Há exemplos que têm que ser seguidos.
Há personagens que têm que ser desvendadas.
E nós merecemos um jornalismo diferente que nos mostre que ainda vale a pena.



10/04/08

CADA UM TEM O QUE MERECE



Última chamada para o Tokyo


Ian Curtis deita cá para fora todas as angústias. Diz que o amor vai deixar-nos separados e a pequena multidão delira com os Joy Division. Entre uma cerveja de garrafa e mais um encontrão de quem quer passar para chegar ao bar, entram em acção os Cure. Há um grupo de betas que descobriram recentemente este refúgio. Dançam como se estivessem na Kapital, maldita a hora em que fechou. Parece que se mudaram todos para aqui. Algumas das caras ainda são as de sempre, as que não se preocupam com o facto de o espaço estar a rebentar pelas costuras. Vêm pela música. Também pela música aliás.


O Quim está à porta. Do lado esquerdo, as prostitutas em cima da caixa de electricidade ali na esquina. Do lado direito, o túnel da caixa de música e o bar de strip escondido sob o toldo branco. Em frente, a máquina de tabaco mais próxima, apesar de se situar na capital da Noruega.

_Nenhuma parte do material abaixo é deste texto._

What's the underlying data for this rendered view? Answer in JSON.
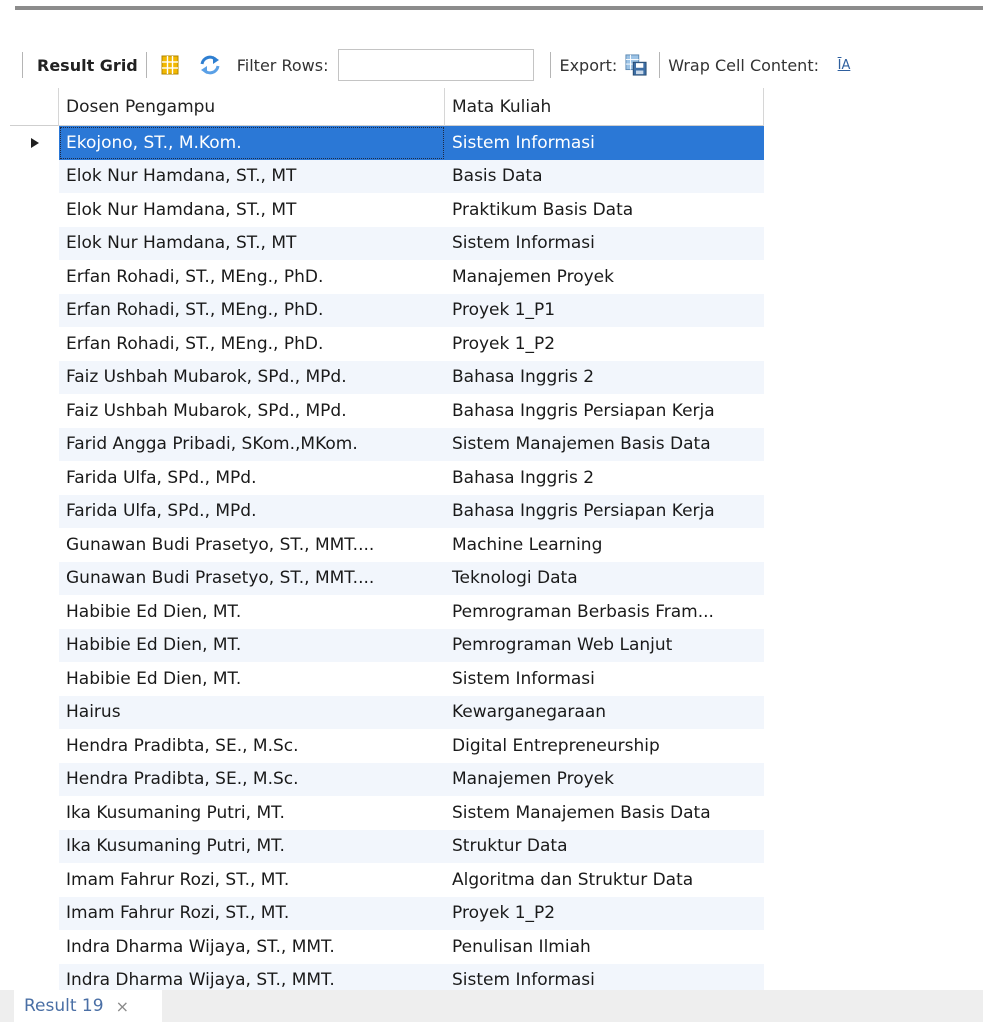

Aqui, para lá do balcão de madeira, os mesmos sorrisos de sempre, o cumprimento que se repete de cada vez que se transpõe a porta e se recua para o passado. Os loucos anos 80, dirão alguns. Os 70 e os 90 também o foram, os primeiros deste século continuam a sê-lo. E todos os passados e futuros foram e serão assim, só depende de quem os vive.


O poster dos Xutos não sai da parede, faz parte da mobília da casa. Não há noite em que não cantem. Reza a lenda e a realidade que terão tocado aqui, ao vivo, no final dos anos 70 ou princípio dos 80, quando eram magros, toxicodependentes e loucos. Hoje, só a última característica se mantém, mas com mais moderação. Quem já nada teme ecoa pelas paredes graças ao afinado coro sub-45 que não perde uma oportunidade para mostrar que a memória das letras continua bem viva. A temperatura é cada vez mais alta, caminha-se para as três da manhã e há apenas mais uma hora de viagem garantida.


O senhor João, a alma da casa, não está ali. Está em casa há uns bons meses, mas não há quem não pergunte por ele. Está melhor, vai ficar bom, está a lutar, dizem-me do outro lado do balcão. Manda-lhe um abraço. Está descansado, eu mando. Faz-se um brinde entre duas garrafas, entre duas pessoas que se descobriram ali e não mais se separaram. Pede-se mais uma música, como se estivesse em casa de amigos. Estamos mesmo.


Janis Joplin despede-se. Vai sair de Mercedes Benz. As luzes acendem-se, são quatro da manhã e é já tempo de partir. Imediatamente antes da saída, na parede ao lado do ar condicionado, lá estão eles, os três. São a prova de um tempo que, se não tivesse existido, teria sido uma perda irreparável para a Humanidade. Estão sentados. Mick, um branco no meio de dois pretos, está com pose de menino envergonhado. As mãos sobre as pernas, um sorriso de inocente num corpo cheio de culpa. Peter e Bob ladeiam-no e também eles sorriem. Tenho a certeza que, naquele momento, estavam felizes. Poderiam estar a rebentar de problemas, de dependências. Poderiam estar a viver à margem da lei, a colocar-se em risco, a fazer más opções. Mas naquele momento foram felizes. A foto de Mick Jagger, Peter Tosh e Bob Marley diz tudo. Olho-a uma e outra vez mais antes de sair do Tokyo, no Cais do Sodré, em Lisboa. Era bom que uma vez na vida, pelo menos uma vez na vida, todos pudéssemos ser assim tão felizes. Eu já fui e continuo a sê-lo. E vocês, o que é que têm feito para isso?

2 comentários:

Soph disse...

Permanecido.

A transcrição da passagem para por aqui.